[BreachExchange] Service NSW reveals 738GB of customer data was stolen during email breach

[Destry Winant]

https://www.zdnet.com/article/service-nsw-reveals-738gb-of-customer-data-was-stolen-during-email-breach/

 Attack accessed 47 staff email accounts and affected 186,000 customers.

Service NSW has revealed that the personal information of 186,000
customers was stolen because of a cyber attack earlier this year on 47
staff email accounts.

Following a four-month investigation that began in April, Service NSW
said it identified that 738GB of data, which compromised of 3.8
million documents, was stolen from the email accounts.

The one-stop-shop agency assured, however, there was no evidence that
individual MyServiceNSW account data or Service NSW databases were
compromised during the cyber attack.

"This rigorous first step surfaced about 500,000 documents which
referenced personal information," Service NSW CEO Damon Rees said.

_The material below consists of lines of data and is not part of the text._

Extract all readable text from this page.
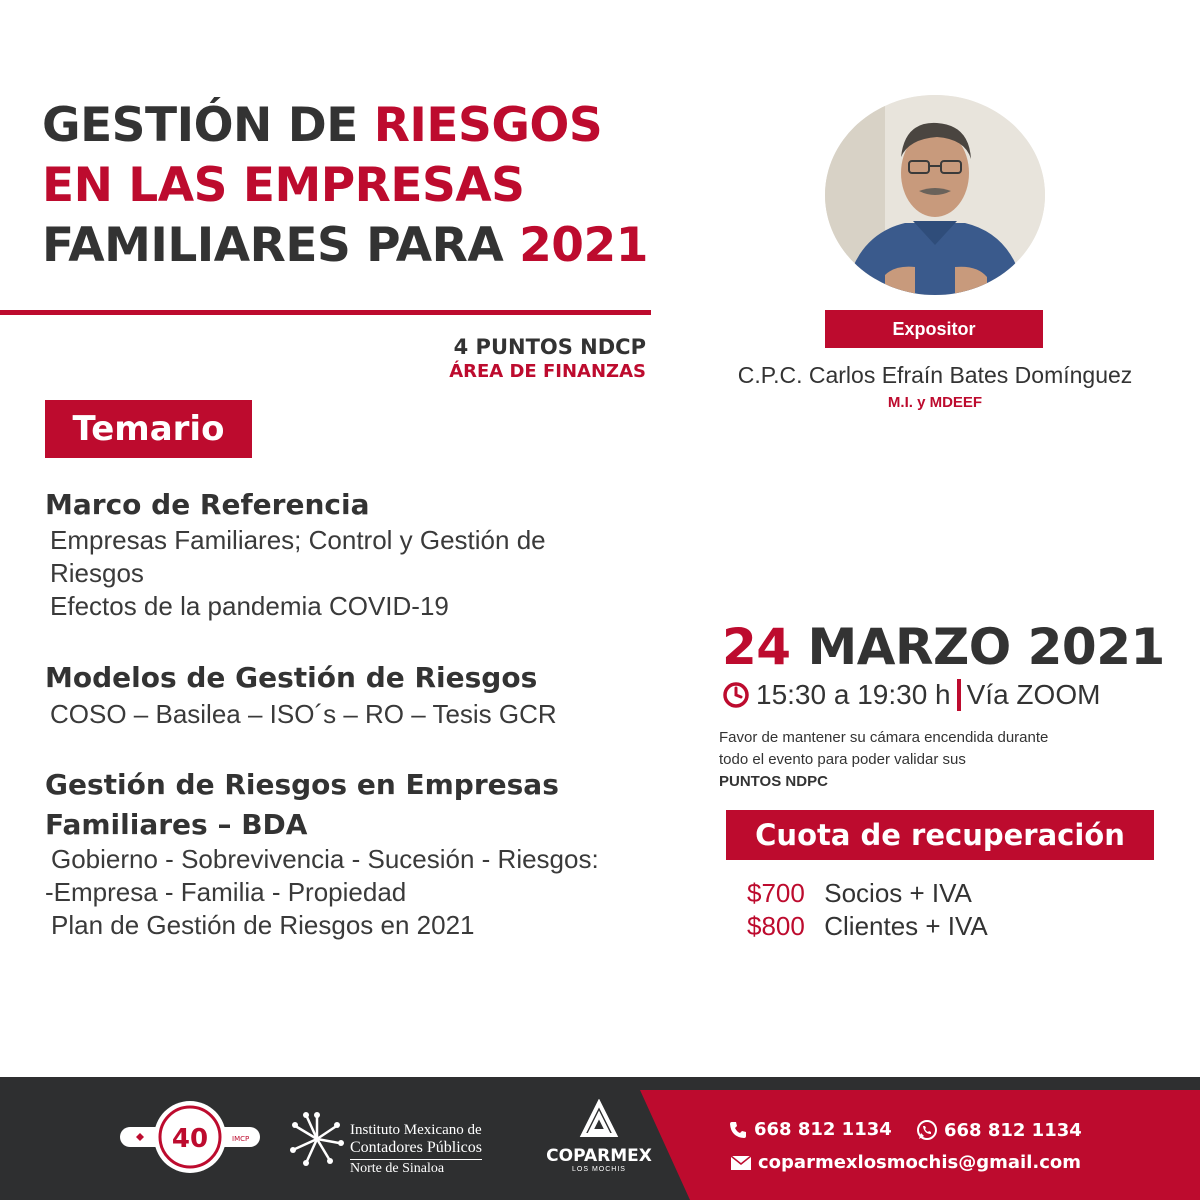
GESTIÓN DE RIESGOS
EN LAS EMPRESAS
FAMILIARES PARA 2021
4 PUNTOS NDCP
ÁREA DE FINANZAS
Temario
Marco de Referencia
Empresas Familiares; Control y Gestión de
Riesgos
Efectos de la pandemia COVID-19
Modelos de Gestión de Riesgos
COSO – Basilea – ISO´s – RO – Tesis GCR
Gestión de Riesgos en Empresas
Familiares – BDA
Gobierno - Sobrevivencia - Sucesión - Riesgos:
-Empresa - Familia - Propiedad
Plan de Gestión de Riesgos en 2021
Expositor
C.P.C. Carlos Efraín Bates Domínguez
M.I. y MDEEF
24 MARZO 2021
15:30 a 19:30 h Vía ZOOM
Favor de mantener su cámara encendida durante
todo el evento para poder validar sus
PUNTOS NDPC
Cuota de recuperación
$700 Socios + IVA
$800 Clientes + IVA
40	IMCP
Instituto Mexicano de
Contadores Públicos
Norte de Sinaloa
COPARMEX
LOS MOCHIS
668 812 1134	668 812 1134
coparmexlosmochis@gmail.com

"The data is made up of documents such as handwritten notes and forms,
scans, and records of transaction applications.

"Across the last four months, some of the analysis has included manual
review of tens of thousands of records to ensure our customer care
teams could develop a robust and useful notification process.

"We are sorry that customers' information was taken in this way."

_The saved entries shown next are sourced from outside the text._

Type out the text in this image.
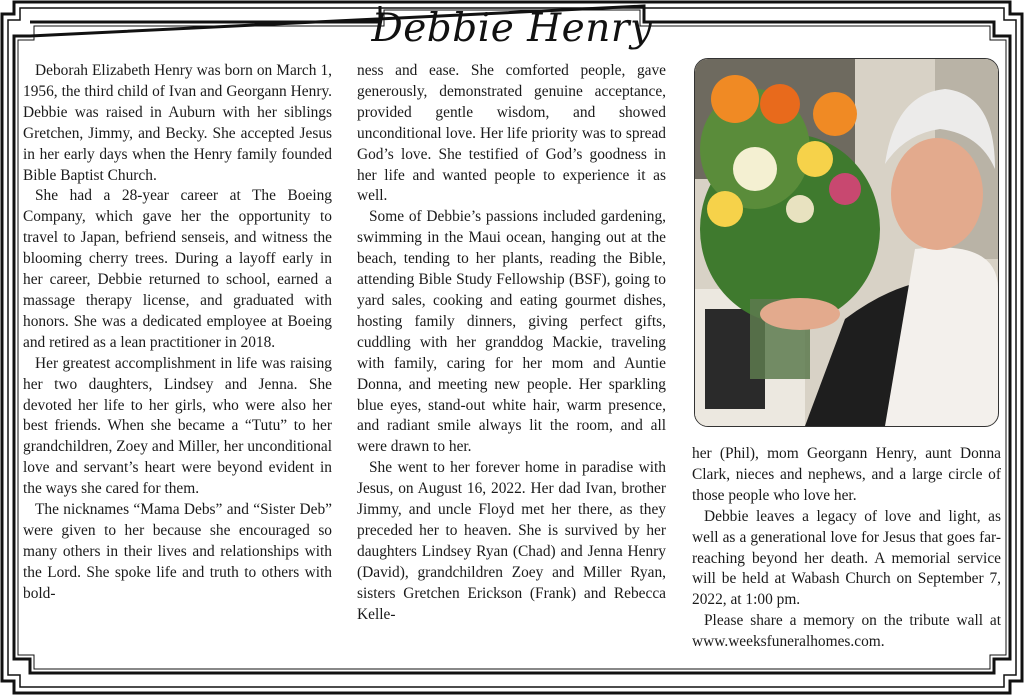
Debbie Henry

Deborah Elizabeth Henry was born on March 1, 1956, the third child of Ivan and Georgann Henry. Debbie was raised in Auburn with her siblings Gretchen, Jimmy, and Becky. She accepted Jesus in her early days when the Henry family founded Bible Baptist Church.

She had a 28-year career at The Boeing Company, which gave her the opportunity to travel to Japan, befriend senseis, and witness the blooming cherry trees. During a layoff early in her career, Debbie returned to school, earned a massage therapy license, and graduated with honors. She was a dedicated employee at Boeing and retired as a lean practitioner in 2018.

Her greatest accomplishment in life was raising her two daughters, Lindsey and Jenna. She devoted her life to her girls, who were also her best friends. When she became a “Tutu” to her grandchildren, Zoey and Miller, her unconditional love and servant’s heart were beyond evident in the ways she cared for them.

The nicknames “Mama Debs” and “Sister Deb” were given to her because she encouraged so many others in their lives and relationships with the Lord. She spoke life and truth to others with bold-

ness and ease. She comforted people, gave generously, demonstrated genuine acceptance, provided gentle wisdom, and showed unconditional love. Her life priority was to spread God’s love. She testified of God’s goodness in her life and wanted people to experience it as well.

Some of Debbie’s passions included gardening, swimming in the Maui ocean, hanging out at the beach, tending to her plants, reading the Bible, attending Bible Study Fellowship (BSF), going to yard sales, cooking and eating gourmet dishes, hosting family dinners, giving perfect gifts, cuddling with her granddog Mackie, traveling with family, caring for her mom and Auntie Donna, and meeting new people. Her sparkling blue eyes, stand-out white hair, warm presence, and radiant smile always lit the room, and all were drawn to her.

She went to her forever home in paradise with Jesus, on August 16, 2022. Her dad Ivan, brother Jimmy, and uncle Floyd met her there, as they preceded her to heaven. She is survived by her daughters Lindsey Ryan (Chad) and Jenna Henry (David), grandchildren Zoey and Miller Ryan, sisters Gretchen Erickson (Frank) and Rebecca Kelle-

her (Phil), mom Georgann Henry, aunt Donna Clark, nieces and nephews, and a large circle of those people who love her.

Debbie leaves a legacy of love and light, as well as a generational love for Jesus that goes far-reaching beyond her death. A memorial service will be held at Wabash Church on September 7, 2022, at 1:00 pm.

Please share a memory on the tribute wall at www.weeksfuneralhomes.com.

Need to disclose a breach? Read this: Notifiable Data Breaches scheme:
Getting ready to disclose a data breach in Australia

Service NSW said it would now progressively notify affected customers
by sending personalised letters via registered post containing
information about the data that was stolen and how they could access
support, including access to an individual case manager to help with
possibly replacing some documents. The agency expects to complete
notifying customers in December.

"Our focus is now on providing the best support for approximately
186,000 customers and staff we've identified with personal information
in the breach," Rees said.

Service NSW also revealed that NSW Police is currently carrying out an
investigation into the incident, which has been labelled as a
"criminal attack".

A review by the NSW auditor-general into Service NSW's cybersecurity
defences, practices, systems, and education is also underway.

Service NSW said in light of the incident, it has added additional
security measures to protect against future attacks, such as
partnering with IDCare that will provide the agency with additional
"cyber support".

"We have accelerated our cybersecurity plans and the modernisation of
legacy business processes to keep customer information as safe as
possible," it said.

Last week, it was revealed information on thousands of New South Wales
driver's licence-holders was breached, with reports indicating a cloud
storage folder that had over 100,000 images was mistakenly left open.

Cyber Security NSW confirmed a commercial entity was responsible for
the breach of scanned driver's licence images. It said it was the
responsibility of the commercial entity to investigate this matter and
notify any customers if their data had been breached.

In June, the New South Wales government committed AU$240 million to
bolster the government's cybersecurity capabilities, including
investments towards protecting existing systems, deploying new
technologies, and increasing the cyber workforce.

Alongside this, the state government announced intentions to stand up
a sector-wide cybersecurity strategy and is calling for industry
submissions to help shape it.

"The 2020 NSW Cyber Security Strategy will ensure the NSW government
continues to provide secure, trusted, and resilient services in an
ever-changing and developing environment," Minister for Customer
Service Victor Dominello said.

"The new strategy will be delivered through an integrated approach to
prevent and respond to cyber security threats and safeguard our
information, assets, services, businesses, and citizens."